На наблюдательном пункте находилось два солдата-пограничника и младший сержант, в момент нашего прихода прильнувший к окулярам большого и громоздкого наблюдательного прибора. Младший сержант обернулся на наши шаги, козырнул, и начал доклад начальнику заставы. А мне в это время напомнил о себе шлем:
– «Беспилотник»…
– Что он? – мыслью на мысль, без слов, ответил я.
– Скутер нашел его. «Беспилотник» без вооружения. Носит на себе три камеры – простую, инфракрасную и тепловизионную. Радиосигнал заглушен. Изображение больше не передает. Только производит съемку. Результаты сохраняет на отдельную карту памяти. Что с ним делать?
– Результаты съемки скачать можешь? Что он отснял?
– Уже скачал. Предвидел желание. И стер все записи с носителя, на который «беспилотник» транслировал то, что видел. Там большая запись, больше часа по вашему человеческому времени. Что требуется с самим беспилотником сделать?

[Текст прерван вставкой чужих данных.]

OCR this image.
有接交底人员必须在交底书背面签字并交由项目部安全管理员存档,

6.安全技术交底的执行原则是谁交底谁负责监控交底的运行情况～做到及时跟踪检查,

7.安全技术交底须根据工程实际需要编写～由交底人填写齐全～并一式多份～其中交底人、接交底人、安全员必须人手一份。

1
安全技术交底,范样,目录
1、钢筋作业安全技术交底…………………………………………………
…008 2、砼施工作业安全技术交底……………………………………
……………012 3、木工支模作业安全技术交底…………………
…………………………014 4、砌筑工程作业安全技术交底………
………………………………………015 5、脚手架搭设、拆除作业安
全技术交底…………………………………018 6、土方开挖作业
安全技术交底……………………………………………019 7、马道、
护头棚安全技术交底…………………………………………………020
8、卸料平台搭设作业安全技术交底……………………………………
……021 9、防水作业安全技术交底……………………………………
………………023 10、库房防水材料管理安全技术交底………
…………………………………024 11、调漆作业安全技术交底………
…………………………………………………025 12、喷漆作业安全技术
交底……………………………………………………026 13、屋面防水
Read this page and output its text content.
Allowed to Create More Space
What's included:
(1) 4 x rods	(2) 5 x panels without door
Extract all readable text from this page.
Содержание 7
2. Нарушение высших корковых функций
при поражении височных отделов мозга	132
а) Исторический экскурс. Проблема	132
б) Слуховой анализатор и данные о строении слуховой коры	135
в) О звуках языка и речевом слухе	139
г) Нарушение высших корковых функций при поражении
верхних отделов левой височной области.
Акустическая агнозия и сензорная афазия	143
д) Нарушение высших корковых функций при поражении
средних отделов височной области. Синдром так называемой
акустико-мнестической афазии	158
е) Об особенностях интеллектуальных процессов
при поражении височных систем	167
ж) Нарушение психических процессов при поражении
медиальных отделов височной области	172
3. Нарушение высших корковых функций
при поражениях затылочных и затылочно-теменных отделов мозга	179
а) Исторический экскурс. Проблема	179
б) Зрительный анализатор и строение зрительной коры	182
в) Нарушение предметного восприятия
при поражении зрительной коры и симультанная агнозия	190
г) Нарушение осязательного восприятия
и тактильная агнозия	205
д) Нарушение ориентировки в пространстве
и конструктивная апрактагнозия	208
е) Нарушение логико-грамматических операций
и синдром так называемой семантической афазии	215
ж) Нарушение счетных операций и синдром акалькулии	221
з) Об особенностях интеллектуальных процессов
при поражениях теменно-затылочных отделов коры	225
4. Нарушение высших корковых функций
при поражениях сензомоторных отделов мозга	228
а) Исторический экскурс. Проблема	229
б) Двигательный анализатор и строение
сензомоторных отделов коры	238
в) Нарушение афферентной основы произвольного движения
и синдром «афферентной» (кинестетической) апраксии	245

– Сможешь сложить его вдвое, строго пополам, и сбросить на то место, откуда он взлетел? Сверху! С грохотом и свистом!
– Разумных существ я там не обнаружил. Отошли в сторону, хотя и недалеко. Стоят группой вокруг человека с компьютером. Волнуются из-за отсутствия связи с дроном. Могу его сложить даже в четыре раза.
– Сделай, запечатай его так, чтобы разогнуть было невозможно. С нескольких местах можешь наложить сварочные швы. Так будет убедительно. Но на корпусе напиши… – я сосредоточился, чтобы вспомнить, как пишется по-английски фраза, обращенная к гостям. И представил себе ее написание: «So with all of you if you don't get out…»[6]. Это было не слишком вежливо, но в казармах не учат хорошим манерам светских балов.
– Напишу, – у шлема память была, может быть, даже лучше моей. – Куда нести?
– Откуда взлетел.
– Там уже неподалеку находятся люди. Они сильно волнуются – пропала связь с дорогим аппаратом. Он у них в единственном числе.
– Ну, сбрось рядом, чтобы никого не покалечить… – я понял гуманитарную миссию шлема, и поддержал ее.
– Что делать с записью «беспилотника»?
– Перебрось ее на мой «планшетник». – свой «планшетник» я носил в специальном нагрудном кармане, который «липучками» крепился к бронежилету. – И отметь там же место, откуда «беспилотник» взлетал.
– Готово.
– Уже перебросил? – удивился я, привыкший к скорости работы обычных домашних компьютеров, и не сумевший до сил пор привыкнуть к неуловимой скорости квантовых операций.
– И перебросил, и «беспилотник» сбросил. Сейчас люди читают там твое послание, чешут затылки, посматривают в небо, озираются.